Mother of five says she nearly died after tripping and falling on to glass bottle in Northampton alleyway
She is now calling for the council to adopt the popular cut through and make it safe
A Northampton mother-of-five is 'lucky to be alive' after tripping up in an alleyway and smashing a glass bottle into her neck and lungs - she is now calling on the council to make the popular cut through safe.
Samantha Ellis was walking home from her local shop when she tripped up in Friar's Crescent alleyway in Far Cotton at around 7pm on Sunday, January 2.
The alleyway is a busy cut through for hundreds of school children, pensioners and families in the area, but it is unadopted and therefore unmaintained and dark, which Samantha says is unsafe.
The 38-year-old said: "I tripped up and 'superman-dived' on to the glass bottle in my bag. The bottle smashed into my chest and pierced my lung leaving me with a very large, deep injury.
"I luckily had my phone on me and could ring my partner and because we live next to the alleyway it took him no time to get to me. He put both hands on my chest and stopped me from bleeding out. His quick actions saved my life. My injuries are very severe.
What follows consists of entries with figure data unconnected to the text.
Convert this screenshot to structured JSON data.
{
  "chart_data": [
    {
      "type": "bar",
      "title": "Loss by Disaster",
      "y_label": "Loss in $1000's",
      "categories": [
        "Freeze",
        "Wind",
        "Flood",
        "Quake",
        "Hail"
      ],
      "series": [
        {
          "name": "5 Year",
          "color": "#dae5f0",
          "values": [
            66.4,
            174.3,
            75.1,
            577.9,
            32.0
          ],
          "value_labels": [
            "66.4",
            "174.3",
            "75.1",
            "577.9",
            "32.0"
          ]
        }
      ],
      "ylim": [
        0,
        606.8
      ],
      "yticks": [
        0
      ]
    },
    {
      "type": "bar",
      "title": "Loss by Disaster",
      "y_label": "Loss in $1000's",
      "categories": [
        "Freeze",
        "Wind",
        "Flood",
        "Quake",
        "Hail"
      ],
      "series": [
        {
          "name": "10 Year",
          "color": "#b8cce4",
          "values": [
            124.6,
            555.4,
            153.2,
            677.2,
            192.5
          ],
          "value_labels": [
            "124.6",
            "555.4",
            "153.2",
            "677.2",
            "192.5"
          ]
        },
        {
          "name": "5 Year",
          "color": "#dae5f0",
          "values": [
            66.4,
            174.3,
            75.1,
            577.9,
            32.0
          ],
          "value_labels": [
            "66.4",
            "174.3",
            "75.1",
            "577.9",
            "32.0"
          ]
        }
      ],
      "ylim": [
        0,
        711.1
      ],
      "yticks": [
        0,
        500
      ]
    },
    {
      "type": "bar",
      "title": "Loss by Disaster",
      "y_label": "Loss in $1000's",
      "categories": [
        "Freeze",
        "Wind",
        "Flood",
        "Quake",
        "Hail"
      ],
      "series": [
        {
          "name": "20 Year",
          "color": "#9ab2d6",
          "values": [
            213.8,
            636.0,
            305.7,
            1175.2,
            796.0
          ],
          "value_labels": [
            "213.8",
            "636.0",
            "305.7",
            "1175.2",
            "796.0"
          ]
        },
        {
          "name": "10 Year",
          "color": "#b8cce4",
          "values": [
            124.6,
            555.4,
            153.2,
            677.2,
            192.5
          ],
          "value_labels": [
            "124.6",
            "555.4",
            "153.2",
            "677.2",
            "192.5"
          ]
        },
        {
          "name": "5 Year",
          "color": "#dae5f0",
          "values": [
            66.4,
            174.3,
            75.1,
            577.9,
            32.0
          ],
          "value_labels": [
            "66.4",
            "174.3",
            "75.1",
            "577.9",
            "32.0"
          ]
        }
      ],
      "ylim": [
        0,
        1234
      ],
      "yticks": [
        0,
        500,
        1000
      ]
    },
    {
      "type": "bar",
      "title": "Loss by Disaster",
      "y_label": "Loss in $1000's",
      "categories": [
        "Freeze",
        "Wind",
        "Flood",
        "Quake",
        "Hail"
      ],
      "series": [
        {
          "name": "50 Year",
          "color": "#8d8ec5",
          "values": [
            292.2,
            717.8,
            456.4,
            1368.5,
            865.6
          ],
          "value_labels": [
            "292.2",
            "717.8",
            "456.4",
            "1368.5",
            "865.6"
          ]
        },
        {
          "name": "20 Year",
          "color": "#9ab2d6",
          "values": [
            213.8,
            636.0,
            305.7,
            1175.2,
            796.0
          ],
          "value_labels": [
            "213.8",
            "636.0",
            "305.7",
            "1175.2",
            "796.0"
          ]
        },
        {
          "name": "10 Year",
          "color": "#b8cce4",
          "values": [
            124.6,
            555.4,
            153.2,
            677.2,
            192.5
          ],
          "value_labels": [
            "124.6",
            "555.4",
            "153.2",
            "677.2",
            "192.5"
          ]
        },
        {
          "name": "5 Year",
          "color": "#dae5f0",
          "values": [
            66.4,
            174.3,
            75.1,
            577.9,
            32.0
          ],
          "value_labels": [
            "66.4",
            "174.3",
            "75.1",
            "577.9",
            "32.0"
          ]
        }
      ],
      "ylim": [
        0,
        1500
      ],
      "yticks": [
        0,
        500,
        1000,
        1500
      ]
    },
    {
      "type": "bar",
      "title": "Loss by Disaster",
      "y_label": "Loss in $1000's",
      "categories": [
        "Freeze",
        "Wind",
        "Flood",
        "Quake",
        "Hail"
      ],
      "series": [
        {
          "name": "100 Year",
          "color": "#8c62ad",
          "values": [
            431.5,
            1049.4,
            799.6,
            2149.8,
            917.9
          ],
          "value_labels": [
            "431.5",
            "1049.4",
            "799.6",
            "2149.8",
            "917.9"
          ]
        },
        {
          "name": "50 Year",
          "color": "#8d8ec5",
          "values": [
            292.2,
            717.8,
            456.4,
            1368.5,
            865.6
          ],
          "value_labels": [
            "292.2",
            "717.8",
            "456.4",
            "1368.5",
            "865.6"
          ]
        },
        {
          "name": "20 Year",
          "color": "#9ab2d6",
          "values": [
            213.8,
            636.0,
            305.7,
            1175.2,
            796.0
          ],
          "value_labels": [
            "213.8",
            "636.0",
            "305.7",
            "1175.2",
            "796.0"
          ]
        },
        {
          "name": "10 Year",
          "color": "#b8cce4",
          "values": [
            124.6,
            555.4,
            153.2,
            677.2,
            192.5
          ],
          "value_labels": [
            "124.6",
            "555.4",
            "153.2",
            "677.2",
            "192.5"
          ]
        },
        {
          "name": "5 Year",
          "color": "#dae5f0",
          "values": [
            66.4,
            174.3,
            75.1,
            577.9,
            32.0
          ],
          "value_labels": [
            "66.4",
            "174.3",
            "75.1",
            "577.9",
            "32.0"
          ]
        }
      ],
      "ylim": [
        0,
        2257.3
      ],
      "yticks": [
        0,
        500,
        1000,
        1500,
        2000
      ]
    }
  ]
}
"The cut is 9cm deep and 9cm wide. I should not be here. We are just in shock. If I didn't have my phone I don't know what would have happened."
Sam was taken to hospital and was urgently seen by a surgeon.
She said: "The surgeon couldn't believe I have walked away from this. He said I should have died. I was very, very lucky. If it had been a millimetre either way I would not be here.
"It's not sunk in yet. I am going to have issues long-term. I have got five children including a young baby, the next weeks and months will be tough. My children are traumatised."
Now Samantha and Far Cotton councillor Julie Davenport are calling for West Northamptonshire Council (WNC) to step in, adopt the alleyway and make it safe or close it off.
Samantha said: "I am not the only one who has been injured in that alleyway, an old lady has cracked her head open before after tripping up. So many serious injuries have happened.
"Someone has got to do something about it. The council tell me it's not their responsibility. I think WNC need to take responsibility. I don't know the logistics of adopting an alleyway but it needs sorting.
"What's it going to take to make it safer? Would it have taken me to die for someone to look into it?"
Councillor Julie Davenport said: "It just begs the question, what about the council's duty of care? Where does the responsibility lie if someone gets injured?
"I would love to see this alleyway adopted but WNC will say, 'if we do it for one, we have to do it for all'.
"How many people have to get hurt before something is done?"
Councillor Phil Larratt, from WNC, said: “We are extremely sorry to hear of this unfortunate accident and wish the resident well with their recovery.
"The private cut-through path from Friar's Crescent to Gloucester Avenue is not owned by WNC and appears to have no landowner according to Land Registry.
"It is possible that the pathway may be listed in the surrounding homeowners’ deeds, as there appears to be access to garages behind the houses to the east side. It is also possible that the original developer owns the pathway, however tracing them may prove difficult.
"We will certainly consider the possibility of adopting this path and will liaise directly with Councillor Davenport on this matter once we have investigated further.”